Il Casinò valdostano a picco

Ci sono storie che tornano e sono come dei tormentoni della storia più recente della Valle d'Aosta e chi conosce un po' le questioni non si stupisce se fra il dire e il fare c'è stato di mezzo un mare profondo e procelloso, che ha fatto affondare troppe navi prima funzionanti.
Così si dica forte e chiaro che il "Casinò de la Vallée" va male, molto male, malgrado il cambio di management fosse stato spacciato - ma già era stato fatto da chi ha cambiato il quadro, facendo finta di niente - come risolutivo: una discontinuità utile di certo per la politica come manovra di distrazione di massa rispetto alle gravi responsabilità politiche da parte di chi ha fatto e disfatto, ma soprattutto ha promesso senza mantenere.
E così, purtroppo, malgrado i sacrifici chiesti ai dipendenti ed annunci roboanti di rilancio del Governo regionale (e persino voto favorevole del sindaco di Saint-Vincent sul bilancio!), si è visto come le bugie abbiano le gambe corte.

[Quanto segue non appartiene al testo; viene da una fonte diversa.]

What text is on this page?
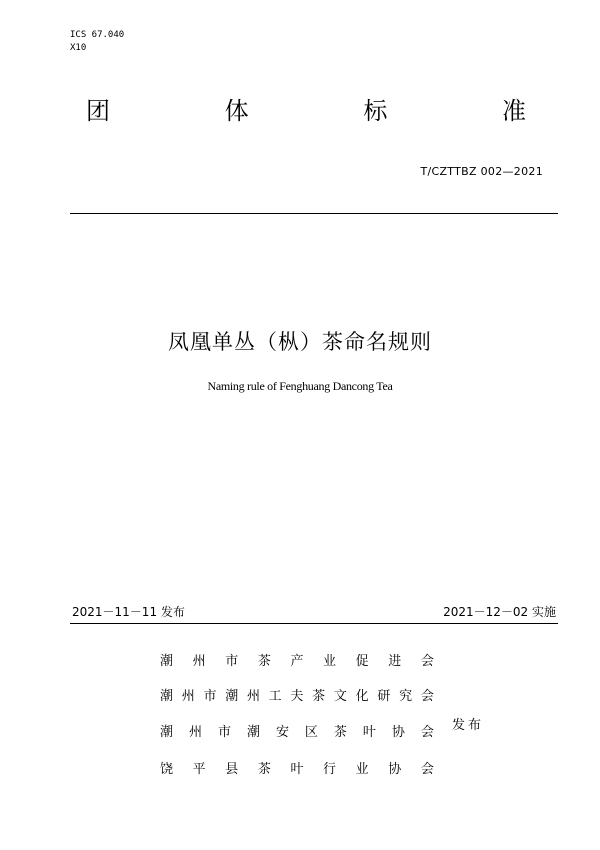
ICS 67.040
X10
团	体	标	准
T/CZTTBZ 002—2021
凤凰单丛（枞）茶命名规则
Naming rule of Fenghuang Dancong Tea
2021－11－11 发布	2021－12－02 实施
潮 州 市 茶 产 业 促 进 会
潮 州 市 潮 州 工 夫 茶 文 化 研 究 会
潮 州 市 潮 安 区 茶 叶 协 会
饶 平 县 茶 叶 行 业 协 会
发布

Ora i sindacati, compreso chi ha dimostrato di essere più collaborazionista che collaborativo, protestano per scelte discutibili e mai concordate, frutto di relazioni fra le parti che dimostrano assenza di cultura industriale e di competenze specifiche per gestire i dossier. Con buona pace di chi ha scelto dirigenti, quadri e pure consulenti: un disastro che si sentiva venire con troppi silenzi della politica, sia in maggioranza dove ha regnato l'obbedienza e il conformismo che in parte della minoranza e mi riferisco con tristezza a chi si apprestava ad entrare in maggioranza ed ha dato fiducia ad una svolta che era tarocca già leggendo i curricula di chi doveva portare idee e cambio di velocità. Invece la Casa da Gioco è ferma e anzi arretra sul mercato del gioco e i Bilanci saranno in rosso così grave da chiedersi come si porranno i conti rispetto alle forche caudine delle norme sulle Partecipate con la recente legge nazionale che incide anche sui Casinò.

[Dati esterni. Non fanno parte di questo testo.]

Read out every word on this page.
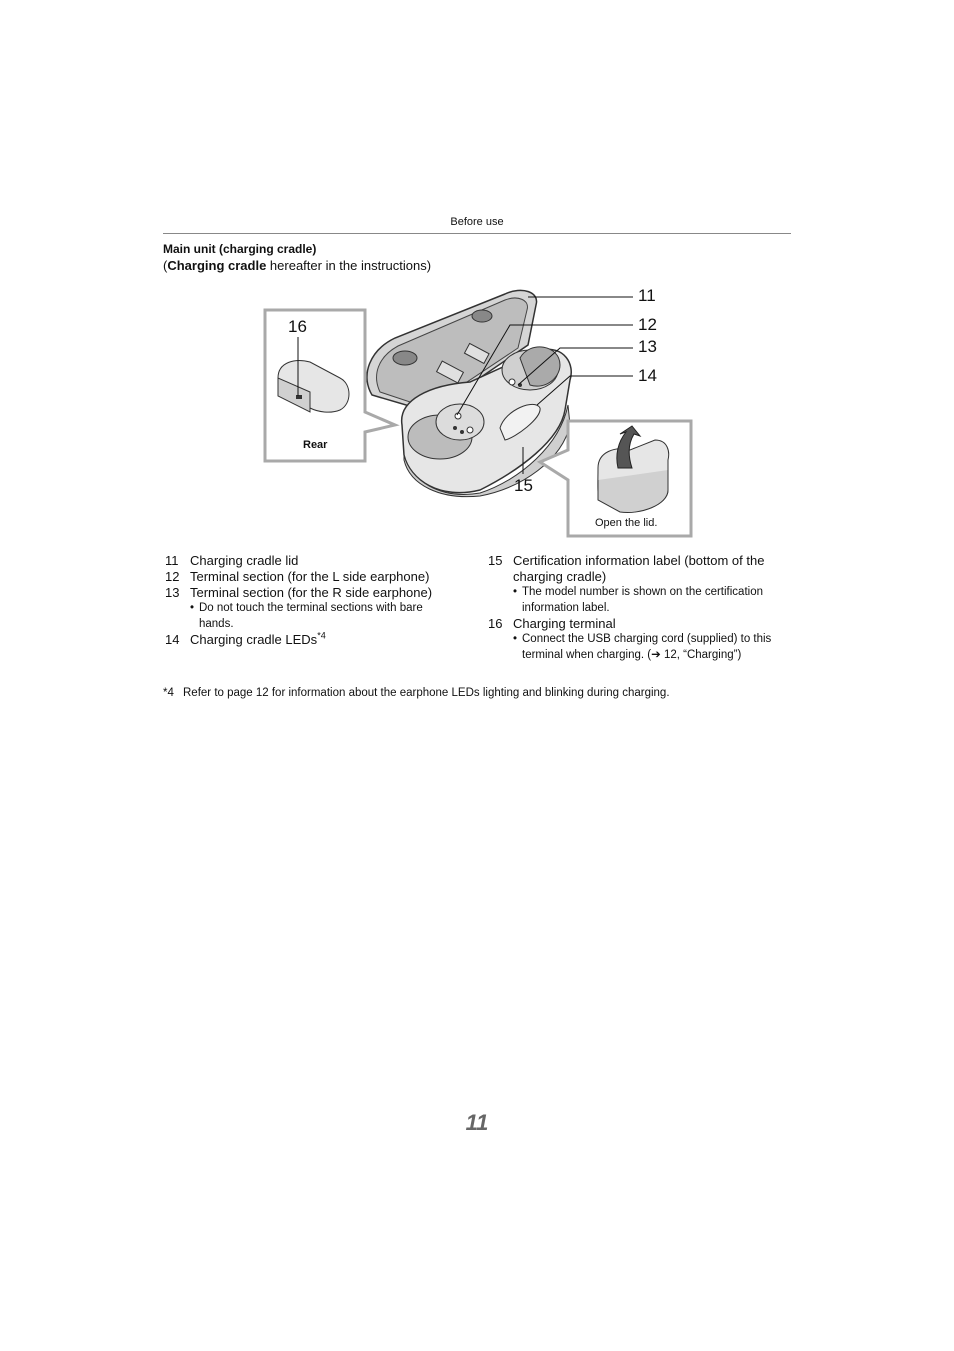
Before use
Main unit (charging cradle)
(Charging cradle hereafter in the instructions)
11
12
13
14
15
16
Rear
Open the lid.
11 Charging cradle lid
12 Terminal section (for the L side earphone)
13 Terminal section (for the R side earphone)
• Do not touch the terminal sections with bare hands.
14 Charging cradle LEDs$^{*4}$
15 Certification information label (bottom of the charging cradle)
• The model number is shown on the certification information label.
16 Charging terminal
• Connect the USB charging cord (supplied) to this terminal when charging. (➔ 12, “Charging”)
*4 Refer to page 12 for information about the earphone LEDs lighting and blinking during charging.
11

Quale strategia si prospetta? Si parla di privatizzazione, qualcuno tratterebbe con gli americani "prescelti" e si favoleggia di un Piano vero e proprio progetto già elaborato su Saint-Vincent, che trasformerebbe la Casa da gioco attuale in un "mega outlet" con un Casinò nuovo e più piccolo ed alberghi in una vasta rete internazionale.

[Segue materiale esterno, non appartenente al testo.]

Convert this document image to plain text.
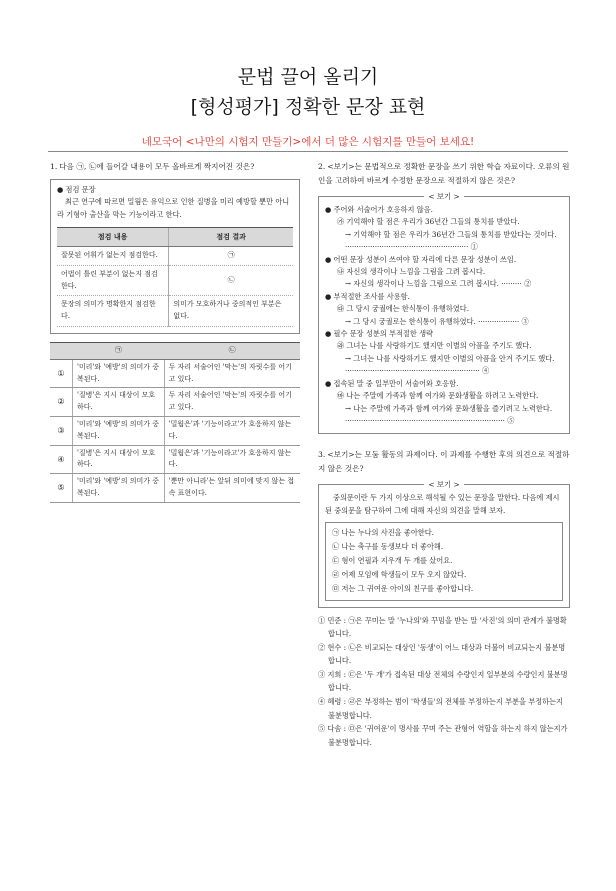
문법 끌어 올리기
[형성평가] 정확한 문장 표현
네모국어 <나만의 시험지 만들기>에서 더 많은 시험지를 만들어 보세요!
1. 다음 ㉠, ㉡에 들어갈 내용이 모두 올바르게 짝지어진 것은?
● 점검 문장

최근 연구에 따르면 밀웜은 유익으로 인한 질병을 미리 예방할 뿐만 아니라 기형아 출산을 막는 기능이라고 한다.

점검 내용	점검 결과
잘못된 어휘가 없는지 점검한다.	㉠
어법이 틀린 부분이 없는지 점검한다.	㉡
문장의 의미가 명확한지 점검한다.	의미가 모호하거나 중의적인 부분은 없다.
	㉠	㉡
①	'미리'와 '예방'의 의미가 중복된다.	두 자리 서술어인 '막는'의 자릿수를 어기고 있다.
②	'질병'은 지시 대상이 모호하다.	두 자리 서술어인 '막는'의 자릿수를 어기고 있다.
③	'미리'와 '예방'의 의미가 중복된다.	'밀웜은'과 '기능이라고'가 호응하지 않는다.
④	'질병'은 지시 대상이 모호하다.	'밀웜은'과 '기능이라고'가 호응하지 않는다.
⑤	'미리'와 '예방'의 의미가 중복된다.	'뿐만 아니라'는 앞뒤 의미에 맞지 않는 접속 표현이다.
2. <보기>는 문법적으로 정확한 문장을 쓰기 위한 학습 자료이다. 오류의 원인을 고려하여 바르게 수정한 문장으로 적절하지 않은 것은?
< 보기 >
● 주어와 서술어가 호응하지 않음.
㉮ 기억해야 할 점은 우리가 36년간 그들의 통치를 받았다.
→ 기억해야 할 점은 우리가 36년간 그들의 통치를 받았다는 것이다. ······················································ ①
● 어떤 문장 성분이 쓰여야 할 자리에 다른 문장 성분이 쓰임.
㉯ 자신의 생각이나 느낌을 그림을 그려 봅시다.
→ 자신의 생각이나 느낌을 그림으로 그려 봅시다. ········· ②
● 부적절한 조사를 사용함.
㉰ 그 당시 궁궐에는 한식통이 유행하였다.
→ 그 당시 궁궐로는 한식통이 유행하였다. ·················· ③
● 필수 문장 성분의 부적절한 생략
㉱ 그녀는 나를 사랑하기도 했지만 이별의 아픔을 주기도 했다.
→ 그녀는 나를 사랑하기도 했지만 이별의 아픔을 안겨 주기도 했다. ··························································· ④
● 접속된 말 중 일부만이 서술어와 호응함.
㉲ 나는 주말에 가족과 함께 여가와 문화생활을 하려고 노력한다.
→ 나는 주말에 가족과 함께 여가와 문화생활을 즐기려고 노력한다. ······································································ ⑤
3. <보기>는 모둠 활동의 과제이다. 이 과제를 수행한 후의 의견으로 적절하지 않은 것은?
< 보기 >

중의문이란 두 가지 이상으로 해석될 수 있는 문장을 말한다. 다음에 제시된 중의문을 탐구하여 그에 대해 자신의 의견을 말해 보자.

㉠ 나는 누나의 사진을 좋아한다.
㉡ 나는 축구를 동생보다 더 좋아해.
㉢ 형이 연필과 지우개 두 개를 샀어요.
㉣ 어제 모임에 학생들이 모두 오지 않았다.
㉤ 저는 그 귀여운 아이의 친구를 좋아합니다.
① 민준 : ㉠은 꾸미는 말 '누나의'와 꾸밈을 받는 말 '사진'의 의미 관계가 불명확합니다.
② 현수 : ㉡은 비교되는 대상인 '동생'이 어느 대상과 더불어 비교되는지 불분명합니다.
③ 지희 : ㉢은 '두 개'가 접속된 대상 전체의 수량인지 일부분의 수량인지 불분명합니다.
④ 혜령 : ㉣은 부정하는 범이 '학생들'의 전체를 부정하는지 부분을 부정하는지 불분명합니다.
⑤ 다솜 : ㉤은 '귀여운'이 명사를 꾸며 주는 관형어 역할을 하는지 하지 않는지가 불분명합니다.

Chissà se sono fantasie: certo è che ogni privatizzazione passa da un appalto europeo e non si gioca con i rischi di una turbativa d'asta persino prima di una gara pubblica! Ormai, a conti fatti, si andrebbe con le procedure al di là delle elezioni regionali del 2018. Ed allo stato sembrerebbe persino una scelta per prendere tempo e, come avvenuto fino ad oggi, spostare ogni decisione vera sempre più in là, mentre tutto crolla e ci si domanda sempre se certe rovine siano frutto di incapacità o persino di un disegno distruttivo dai contorni sconcertanti.
Certo è che bisogna moltiplicare gli sforzi per reagire senza accettare il principio del rinvio messianico a chissà quale orizzonte futuro, fissando nel frattempo le responsabilità con grande chiarezza, specie rispetto a chi sfugge sempre come un'anguilla al redde rationem di scelte sbagliate una dopo l'altra.